Shirin Neshat, Art Gallery of New South Wales, to 29 Jan 2006.

Start with a whinge or two…
Firstly, this is a very small exhibition, I was expecting more from a show at the Sydney Festival/AGNSW. Whilst at least two of her films have been seen in Sydney in recent years, including Turbulent (1998) at the AGNSW (for which there is a still photograph is this exhibition), It feels slight to have only one film in the exhibition and it was hoped that seeing a few together would enable further insight into her work.

Secondly the sound is terrible, why does a cinematic video work not include cinematic sound. It is not just that the sound has been set up to fail but it is so quite I actually could not hear it and as such have no idea of the quality of the soundtrack. The work must have been installed by someone with very sensitive ears or there is another reason for this. Sitting in the space I can clearly hear what is happening outside and this strongly distracts from the work. It also means the rather noisy projects are much loader than the soundtrack

Now I have gotten that off my chest the work ‘Tooba’ (2002) is a typically powerful work by Neshat, who is easily one of the most existing artist currently working with video. The installation is typical of her work, two screens that face off each other. The audience sits to the side or in the middle and watches (backward and forwards) the two screens. At times they are in time but different angles and sometime stories are told across the projections. This means one is never sure they have fully seen and grasped all the stories and images and requires perhaps three to four viewing to be certain (as it is less than 13 minutes long this is a possibility).



The imagery is typically breath taking filled with greys, grey browns & grey blues. The landscape, set around the Mexican villages of Tiracoz and Cuilapan, is large, hilly and barren except for the rather wonderful tree that forms the visual focus of the work.

Throughout the work we watch the villagers, the men make their way to the tree, watch it and finally join it.
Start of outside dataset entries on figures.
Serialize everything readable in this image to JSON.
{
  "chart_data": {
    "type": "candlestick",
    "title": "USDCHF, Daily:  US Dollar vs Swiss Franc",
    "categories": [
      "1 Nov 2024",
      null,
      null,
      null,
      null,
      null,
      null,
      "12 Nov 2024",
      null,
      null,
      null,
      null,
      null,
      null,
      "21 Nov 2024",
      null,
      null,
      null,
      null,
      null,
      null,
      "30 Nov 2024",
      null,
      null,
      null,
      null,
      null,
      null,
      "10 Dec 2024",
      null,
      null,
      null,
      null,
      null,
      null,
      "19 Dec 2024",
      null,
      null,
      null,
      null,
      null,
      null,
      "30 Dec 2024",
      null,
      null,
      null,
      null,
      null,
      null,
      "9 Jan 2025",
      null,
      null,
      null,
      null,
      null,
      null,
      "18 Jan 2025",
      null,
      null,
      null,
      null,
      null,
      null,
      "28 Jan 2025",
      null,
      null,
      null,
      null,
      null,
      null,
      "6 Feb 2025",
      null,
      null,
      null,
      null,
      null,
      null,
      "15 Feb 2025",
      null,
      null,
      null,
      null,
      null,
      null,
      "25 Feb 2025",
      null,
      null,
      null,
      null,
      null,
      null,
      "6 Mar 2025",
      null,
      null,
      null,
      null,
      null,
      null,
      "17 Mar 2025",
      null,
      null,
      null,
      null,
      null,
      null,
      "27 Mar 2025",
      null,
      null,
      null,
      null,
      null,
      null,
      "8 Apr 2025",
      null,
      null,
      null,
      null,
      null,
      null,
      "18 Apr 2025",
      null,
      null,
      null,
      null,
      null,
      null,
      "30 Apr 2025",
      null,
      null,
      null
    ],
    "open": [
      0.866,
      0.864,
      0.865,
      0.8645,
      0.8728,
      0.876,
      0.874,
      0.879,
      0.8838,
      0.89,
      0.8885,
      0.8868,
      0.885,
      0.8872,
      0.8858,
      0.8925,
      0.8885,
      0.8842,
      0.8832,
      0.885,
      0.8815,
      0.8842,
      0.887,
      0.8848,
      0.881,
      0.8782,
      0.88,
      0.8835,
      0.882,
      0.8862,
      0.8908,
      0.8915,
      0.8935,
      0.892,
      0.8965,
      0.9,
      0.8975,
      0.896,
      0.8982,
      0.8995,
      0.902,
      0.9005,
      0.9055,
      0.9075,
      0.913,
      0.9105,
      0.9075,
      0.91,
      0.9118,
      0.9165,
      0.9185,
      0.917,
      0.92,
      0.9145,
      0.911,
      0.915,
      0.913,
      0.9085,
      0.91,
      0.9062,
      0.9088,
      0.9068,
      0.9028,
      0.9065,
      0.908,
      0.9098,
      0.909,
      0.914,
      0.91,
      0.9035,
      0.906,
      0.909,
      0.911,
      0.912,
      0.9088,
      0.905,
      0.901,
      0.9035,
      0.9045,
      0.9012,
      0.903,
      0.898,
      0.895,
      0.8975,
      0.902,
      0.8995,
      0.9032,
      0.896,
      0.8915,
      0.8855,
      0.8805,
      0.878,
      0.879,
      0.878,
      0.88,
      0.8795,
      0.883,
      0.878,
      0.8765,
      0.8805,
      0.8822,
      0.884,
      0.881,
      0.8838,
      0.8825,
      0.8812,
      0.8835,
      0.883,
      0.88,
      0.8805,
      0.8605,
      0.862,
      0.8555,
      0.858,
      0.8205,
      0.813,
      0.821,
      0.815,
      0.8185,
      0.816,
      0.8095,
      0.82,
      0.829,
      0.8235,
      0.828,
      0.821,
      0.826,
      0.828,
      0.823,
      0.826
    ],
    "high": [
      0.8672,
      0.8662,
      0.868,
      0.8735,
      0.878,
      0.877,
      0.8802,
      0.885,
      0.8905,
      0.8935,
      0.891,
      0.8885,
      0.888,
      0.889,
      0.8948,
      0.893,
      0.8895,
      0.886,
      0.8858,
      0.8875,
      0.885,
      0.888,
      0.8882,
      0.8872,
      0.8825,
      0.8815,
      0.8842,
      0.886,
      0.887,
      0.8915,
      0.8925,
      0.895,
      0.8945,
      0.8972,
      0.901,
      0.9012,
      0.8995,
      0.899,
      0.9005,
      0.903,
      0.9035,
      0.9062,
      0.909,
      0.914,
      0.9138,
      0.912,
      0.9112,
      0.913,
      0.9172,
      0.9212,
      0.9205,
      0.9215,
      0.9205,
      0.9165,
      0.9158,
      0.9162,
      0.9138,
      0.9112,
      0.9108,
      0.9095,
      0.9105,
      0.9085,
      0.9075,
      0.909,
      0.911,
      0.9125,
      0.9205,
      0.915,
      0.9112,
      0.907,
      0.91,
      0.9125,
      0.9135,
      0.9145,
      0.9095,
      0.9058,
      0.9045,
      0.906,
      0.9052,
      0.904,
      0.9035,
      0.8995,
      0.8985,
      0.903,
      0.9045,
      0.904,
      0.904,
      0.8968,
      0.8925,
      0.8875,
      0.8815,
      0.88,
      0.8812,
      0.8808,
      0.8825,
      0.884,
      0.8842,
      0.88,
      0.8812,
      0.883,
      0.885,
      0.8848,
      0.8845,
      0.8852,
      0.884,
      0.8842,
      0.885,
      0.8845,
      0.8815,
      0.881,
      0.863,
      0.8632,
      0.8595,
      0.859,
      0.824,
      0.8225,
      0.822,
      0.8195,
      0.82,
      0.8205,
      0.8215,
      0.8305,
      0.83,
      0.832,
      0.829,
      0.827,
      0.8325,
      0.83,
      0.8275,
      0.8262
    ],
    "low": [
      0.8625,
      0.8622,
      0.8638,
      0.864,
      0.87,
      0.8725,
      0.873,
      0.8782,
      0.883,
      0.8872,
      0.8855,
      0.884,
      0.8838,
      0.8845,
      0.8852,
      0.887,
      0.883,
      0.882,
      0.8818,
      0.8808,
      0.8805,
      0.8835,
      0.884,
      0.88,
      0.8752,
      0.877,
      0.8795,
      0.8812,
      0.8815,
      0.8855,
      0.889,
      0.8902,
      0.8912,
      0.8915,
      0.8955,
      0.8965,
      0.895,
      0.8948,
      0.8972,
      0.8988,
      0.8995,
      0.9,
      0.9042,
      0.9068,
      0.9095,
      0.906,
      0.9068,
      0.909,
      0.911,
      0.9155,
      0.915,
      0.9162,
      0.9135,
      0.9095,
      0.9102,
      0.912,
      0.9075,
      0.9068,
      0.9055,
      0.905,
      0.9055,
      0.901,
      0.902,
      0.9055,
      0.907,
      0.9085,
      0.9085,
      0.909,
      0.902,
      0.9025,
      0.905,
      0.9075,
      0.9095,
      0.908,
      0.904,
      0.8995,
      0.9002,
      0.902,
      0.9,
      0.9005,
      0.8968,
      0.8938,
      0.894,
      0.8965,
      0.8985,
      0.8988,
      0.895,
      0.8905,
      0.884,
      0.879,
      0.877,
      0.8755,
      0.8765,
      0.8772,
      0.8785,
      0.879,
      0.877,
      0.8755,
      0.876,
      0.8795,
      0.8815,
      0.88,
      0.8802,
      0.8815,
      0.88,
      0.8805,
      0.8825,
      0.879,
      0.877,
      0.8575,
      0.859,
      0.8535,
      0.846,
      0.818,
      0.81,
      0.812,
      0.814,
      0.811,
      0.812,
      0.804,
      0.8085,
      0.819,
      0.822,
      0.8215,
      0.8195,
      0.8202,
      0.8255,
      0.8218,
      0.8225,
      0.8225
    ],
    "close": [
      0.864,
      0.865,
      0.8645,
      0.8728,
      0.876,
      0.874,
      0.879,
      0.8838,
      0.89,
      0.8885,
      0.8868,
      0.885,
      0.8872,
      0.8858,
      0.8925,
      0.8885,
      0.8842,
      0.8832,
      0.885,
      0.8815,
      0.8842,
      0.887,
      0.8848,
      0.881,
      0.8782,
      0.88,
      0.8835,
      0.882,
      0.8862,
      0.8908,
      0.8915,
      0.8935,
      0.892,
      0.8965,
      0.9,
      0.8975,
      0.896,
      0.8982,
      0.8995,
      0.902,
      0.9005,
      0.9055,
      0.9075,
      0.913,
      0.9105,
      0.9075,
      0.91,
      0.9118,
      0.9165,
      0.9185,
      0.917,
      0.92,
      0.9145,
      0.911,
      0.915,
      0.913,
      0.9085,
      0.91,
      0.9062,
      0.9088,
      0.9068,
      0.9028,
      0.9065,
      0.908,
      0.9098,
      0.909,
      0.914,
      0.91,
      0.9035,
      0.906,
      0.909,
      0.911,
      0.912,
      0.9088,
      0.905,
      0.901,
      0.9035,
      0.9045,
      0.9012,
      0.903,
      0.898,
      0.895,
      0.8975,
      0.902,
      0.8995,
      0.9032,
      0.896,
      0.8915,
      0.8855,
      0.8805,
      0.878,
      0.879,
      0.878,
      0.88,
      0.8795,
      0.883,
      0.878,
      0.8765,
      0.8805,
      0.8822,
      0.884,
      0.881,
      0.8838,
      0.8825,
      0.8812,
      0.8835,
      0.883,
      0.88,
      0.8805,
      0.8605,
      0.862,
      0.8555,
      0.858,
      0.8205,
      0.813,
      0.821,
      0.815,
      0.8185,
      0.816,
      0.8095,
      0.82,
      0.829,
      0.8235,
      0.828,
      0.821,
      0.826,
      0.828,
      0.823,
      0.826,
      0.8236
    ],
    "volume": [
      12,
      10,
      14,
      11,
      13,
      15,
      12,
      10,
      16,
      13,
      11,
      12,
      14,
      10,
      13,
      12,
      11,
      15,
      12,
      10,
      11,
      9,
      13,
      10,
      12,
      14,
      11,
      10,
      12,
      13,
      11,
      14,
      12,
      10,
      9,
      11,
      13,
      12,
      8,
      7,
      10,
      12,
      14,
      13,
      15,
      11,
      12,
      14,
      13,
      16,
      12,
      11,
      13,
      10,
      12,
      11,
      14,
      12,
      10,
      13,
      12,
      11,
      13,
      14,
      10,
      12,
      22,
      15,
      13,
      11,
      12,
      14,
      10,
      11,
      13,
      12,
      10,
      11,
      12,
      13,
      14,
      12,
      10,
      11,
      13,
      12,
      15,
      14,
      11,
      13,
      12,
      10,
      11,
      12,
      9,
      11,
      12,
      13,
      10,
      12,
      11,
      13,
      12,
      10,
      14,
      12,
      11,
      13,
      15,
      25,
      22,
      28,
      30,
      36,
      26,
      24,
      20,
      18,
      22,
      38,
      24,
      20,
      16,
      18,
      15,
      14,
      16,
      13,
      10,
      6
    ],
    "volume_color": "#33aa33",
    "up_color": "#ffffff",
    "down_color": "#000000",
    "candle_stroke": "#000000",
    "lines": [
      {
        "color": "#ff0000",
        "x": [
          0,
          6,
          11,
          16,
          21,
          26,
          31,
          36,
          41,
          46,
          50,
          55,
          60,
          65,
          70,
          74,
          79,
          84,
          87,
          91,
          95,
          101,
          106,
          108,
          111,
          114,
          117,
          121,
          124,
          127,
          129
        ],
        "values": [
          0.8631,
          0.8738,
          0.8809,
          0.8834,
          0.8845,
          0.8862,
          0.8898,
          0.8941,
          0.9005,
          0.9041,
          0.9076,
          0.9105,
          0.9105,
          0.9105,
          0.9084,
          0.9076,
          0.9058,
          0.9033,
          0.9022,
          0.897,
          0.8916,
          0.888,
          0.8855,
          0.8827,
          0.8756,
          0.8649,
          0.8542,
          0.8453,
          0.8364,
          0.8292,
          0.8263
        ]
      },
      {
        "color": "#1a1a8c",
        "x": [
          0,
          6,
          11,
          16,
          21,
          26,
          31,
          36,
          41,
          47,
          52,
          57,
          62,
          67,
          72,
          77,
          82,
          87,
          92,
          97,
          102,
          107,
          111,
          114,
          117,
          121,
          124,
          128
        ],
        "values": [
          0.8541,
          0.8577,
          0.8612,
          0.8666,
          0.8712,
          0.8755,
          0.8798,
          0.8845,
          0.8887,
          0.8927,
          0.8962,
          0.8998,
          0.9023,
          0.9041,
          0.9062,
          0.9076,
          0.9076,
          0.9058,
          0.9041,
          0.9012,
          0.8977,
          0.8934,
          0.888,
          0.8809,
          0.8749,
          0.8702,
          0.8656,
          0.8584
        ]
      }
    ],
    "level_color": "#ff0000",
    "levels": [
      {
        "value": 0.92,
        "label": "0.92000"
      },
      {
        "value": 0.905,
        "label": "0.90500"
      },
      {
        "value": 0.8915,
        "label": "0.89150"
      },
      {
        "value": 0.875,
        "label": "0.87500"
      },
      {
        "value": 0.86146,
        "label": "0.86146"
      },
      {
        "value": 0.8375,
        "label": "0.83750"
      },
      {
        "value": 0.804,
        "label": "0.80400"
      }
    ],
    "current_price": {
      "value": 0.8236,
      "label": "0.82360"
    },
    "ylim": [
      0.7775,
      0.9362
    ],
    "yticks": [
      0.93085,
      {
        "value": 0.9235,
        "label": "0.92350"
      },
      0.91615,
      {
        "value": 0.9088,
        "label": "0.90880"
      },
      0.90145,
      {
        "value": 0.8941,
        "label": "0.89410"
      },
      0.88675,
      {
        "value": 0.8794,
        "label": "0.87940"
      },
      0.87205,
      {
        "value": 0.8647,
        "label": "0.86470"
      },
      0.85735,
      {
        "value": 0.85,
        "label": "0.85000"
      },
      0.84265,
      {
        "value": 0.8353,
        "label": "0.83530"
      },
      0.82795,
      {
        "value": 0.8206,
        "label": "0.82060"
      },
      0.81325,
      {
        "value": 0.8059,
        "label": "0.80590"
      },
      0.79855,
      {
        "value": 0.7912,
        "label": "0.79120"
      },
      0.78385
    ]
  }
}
Again in typical Neshat fashion these faces are wonderfully gouged out by age. They dress in similar black suits and white shirts, all with similar blank expressions. They look to be thinking hard, focused on the tree.

All of these elements go to make up the extremely powerful style of Neshat, one simply doesn’t walk away from these works, they stick for years. The simple cinema style, with simple or even slight narrative and the beauty of the cinematography points to the possibility of a truly art driven cinema.

.kk

Monday, December 05, 2005

over a period of a few years i wrote a series of self published review/concrete poetry e-mail outs. the idea was to write fast and publish fast. to have critical writing on the desktop of a small group of people that was about things happening in sydney that week. to me now it feels a lot like a proto-blog experience as we got use to using e-mail. the e-mails were full of noise and caused one off errors on different e-mail programs adding to the liveness of the posts.

this gives something of a feel for what i was doing
http://laudanum.net/pfe/pfe07.shtml

the index is http://laudanum.net/pfe/

pity the dates have been lost in the process of archiving

.kk

Saturday, November 26, 2005

Unpublished catalogue entry for the sound section DLux's D>Art 2005.

All of the works in this show require attention to the texture and the nature of sound itself, as well as to duration and how these sounds actually sit next to each other over time. In many ways the headphone is perfect for this attention to detail. Your ears are cocooned in your snug headphones, the rest of the world shut out… try closing your eyes. There is something very immediate in headphone listening. What is lost, however, is space for the sounds to play-out in, even if that space is the speaker box itself. It is often in space that these sounds collide and transform, music isn’t just the encoding on the disc.

What becomes clear with all of these works is the need for close listening, it is only through close listening that the intricacy of the drones and the specific nature of audio can be drawn out. Experimental musics require different efforts to the usual musical fair of pop and muzak. It is in the requirement for concentrated listening that the works in this show becomes truly transformative and generative. This close listening seems to resonate with Adorno’s demands on the listener in the 30’s and 40s, but maybe he was right as we are constantly distracted by technology. It is clear that in the face of mass networked distribution of music through the MPEG3 format it is Mac who have taken the lead in the re-territorialisation of a once tactical zone of culture and in doing so they have taken an area that was ripe for experimentation and quickly turned it into commodity and spectacle. In part this might be the reason for a turn against the computer mediated environment in experimental music as musicians return to earlier and perhaps simpler electronic technologies, shifting their practice away from the rhetoric of the computer driven entertainment industry.

In this show the call for concentrated listening requires the listener not be distracted by technology, but do we know the technology well enough that we can forget it or somehow move around it. To listen to this show, to hear it the listener must not be distracted by knobs and dials, they must ignore the desire to skip ahead. To hear these sounds one must ignore the space they are in and sit still. Once this is done the sound opens itself up for connections beyond the everyday.